I opened my eyes and the night's sky looked like sugar spilled over dark linoleum. I tried to find some constellations I could recognize. I couldn't.
Hemingway did have a decent job, a loving wife, and an interesting life in a major European city. If he had been an ordinary man, it would have been more than satisfying, but Hemingway was not an ordinary man. He was a writer. Few professions draw such insecure, narcissistic, paranoid, depressive, and needy applicants as the writing life. The need to be published, to be validated, churns in the writer's breast like a nonstop, manic engine. The writer's waking life is filled with dreams of success, and his sleep is plagued by nightmares of failure.
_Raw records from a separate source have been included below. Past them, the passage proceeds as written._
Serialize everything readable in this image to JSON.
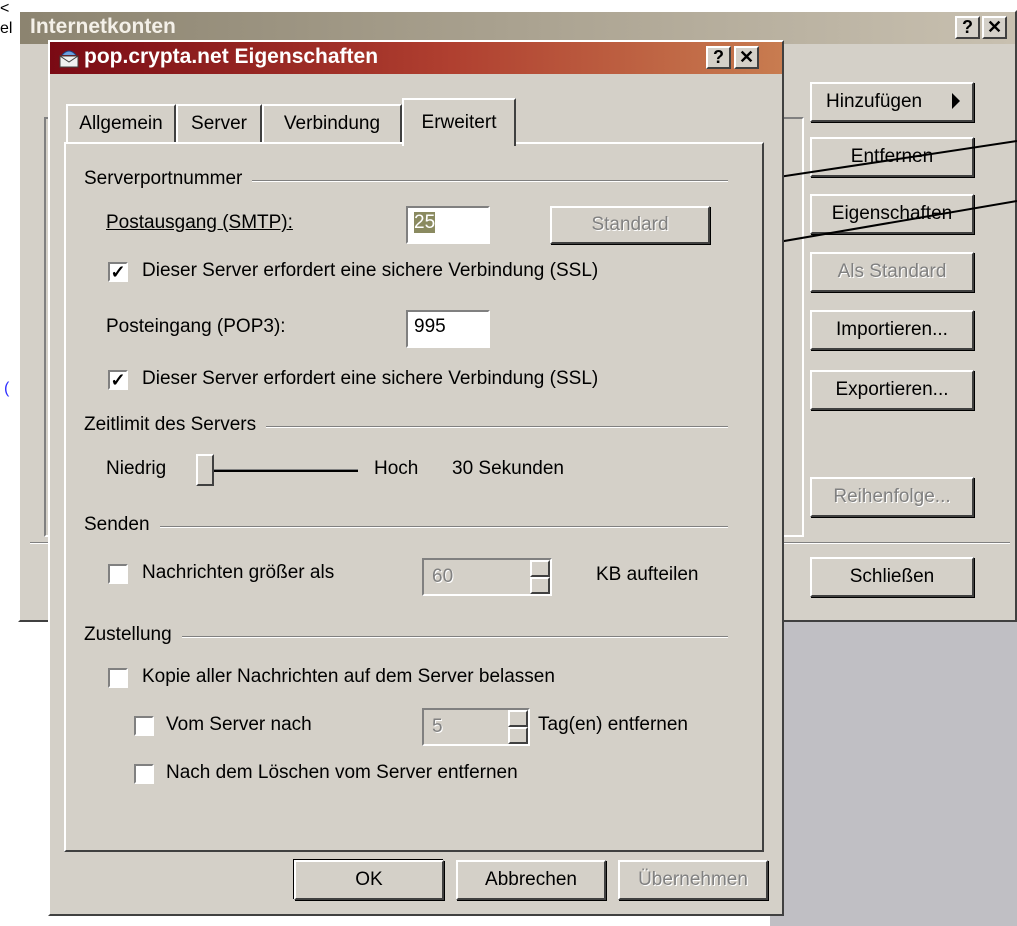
{
  "bg_window": {
    "title": "Internetkonten",
    "help_btn": "?",
    "close_btn": "✕",
    "buttons": {
      "add": "Hinzufügen",
      "remove": "Entfernen",
      "properties": "Eigenschaften",
      "default": "Als Standard",
      "import": "Importieren...",
      "export": "Exportieren...",
      "order": "Reihenfolge...",
      "close": "Schließen"
    }
  },
  "dialog": {
    "title": "pop.crypta.net Eigenschaften",
    "help_btn": "?",
    "close_btn": "✕",
    "tabs": [
      "Allgemein",
      "Server",
      "Verbindung",
      "Erweitert"
    ],
    "active_tab": "Erweitert",
    "port_group": {
      "label": "Serverportnummer",
      "smtp_label": "Postausgang (SMTP):",
      "smtp_value": "25",
      "standard_button": "Standard",
      "smtp_ssl_label": "Dieser Server erfordert eine sichere Verbindung (SSL)",
      "smtp_ssl_checked": true,
      "pop3_label": "Posteingang (POP3):",
      "pop3_value": "995",
      "pop3_ssl_label": "Dieser Server erfordert eine sichere Verbindung (SSL)",
      "pop3_ssl_checked": true
    },
    "timeout_group": {
      "label": "Zeitlimit des Servers",
      "low": "Niedrig",
      "high": "Hoch",
      "value_text": "30 Sekunden",
      "slider_level": 0
    },
    "send_group": {
      "label": "Senden",
      "split_label": "Nachrichten größer als",
      "split_checked": false,
      "split_value": "60",
      "split_unit": "KB aufteilen"
    },
    "delivery_group": {
      "label": "Zustellung",
      "keep_label": "Kopie aller Nachrichten auf dem Server belassen",
      "keep_checked": false,
      "remove_after_label": "Vom Server nach",
      "remove_after_checked": false,
      "remove_after_value": "5",
      "remove_after_unit": "Tag(en) entfernen",
      "remove_deleted_label": "Nach dem Löschen vom Server entfernen",
      "remove_deleted_checked": false
    },
    "buttons": {
      "ok": "OK",
      "cancel": "Abbrechen",
      "apply": "Übernehmen"
    }
  },
  "colors": {
    "face": "#d4d0c8",
    "title_active": "#0a246a",
    "title_dialog_start": "#7a0a14",
    "title_dialog_end": "#c87c50",
    "title_inactive": "#a09a88"
  }
}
I thought back to the first time I tried to get a novel published, the one that eventually failed. My work was my raison d'être, a mooring line to my worth as a person. Each submission felt like I was sending my firstborn out into the world, and each rejection felt like a serrated blade slashing into my soul. I remembered the clenched fists and bitter tears. The process took two years to complete, but it took decades off my life. And I wasn't surrounded by F. Scott Fitzgerald and Gertrude Stein rubbing it in with their easy genius.
“He would have been desperate,” I repeated. It wasn't worth explaining to a man like Grady. Like war, it couldn't be truly understood by anyone who hadn't been through it. Except going to war was at least brave, noble even. There was nothing noble about writing, at least not the way I did it.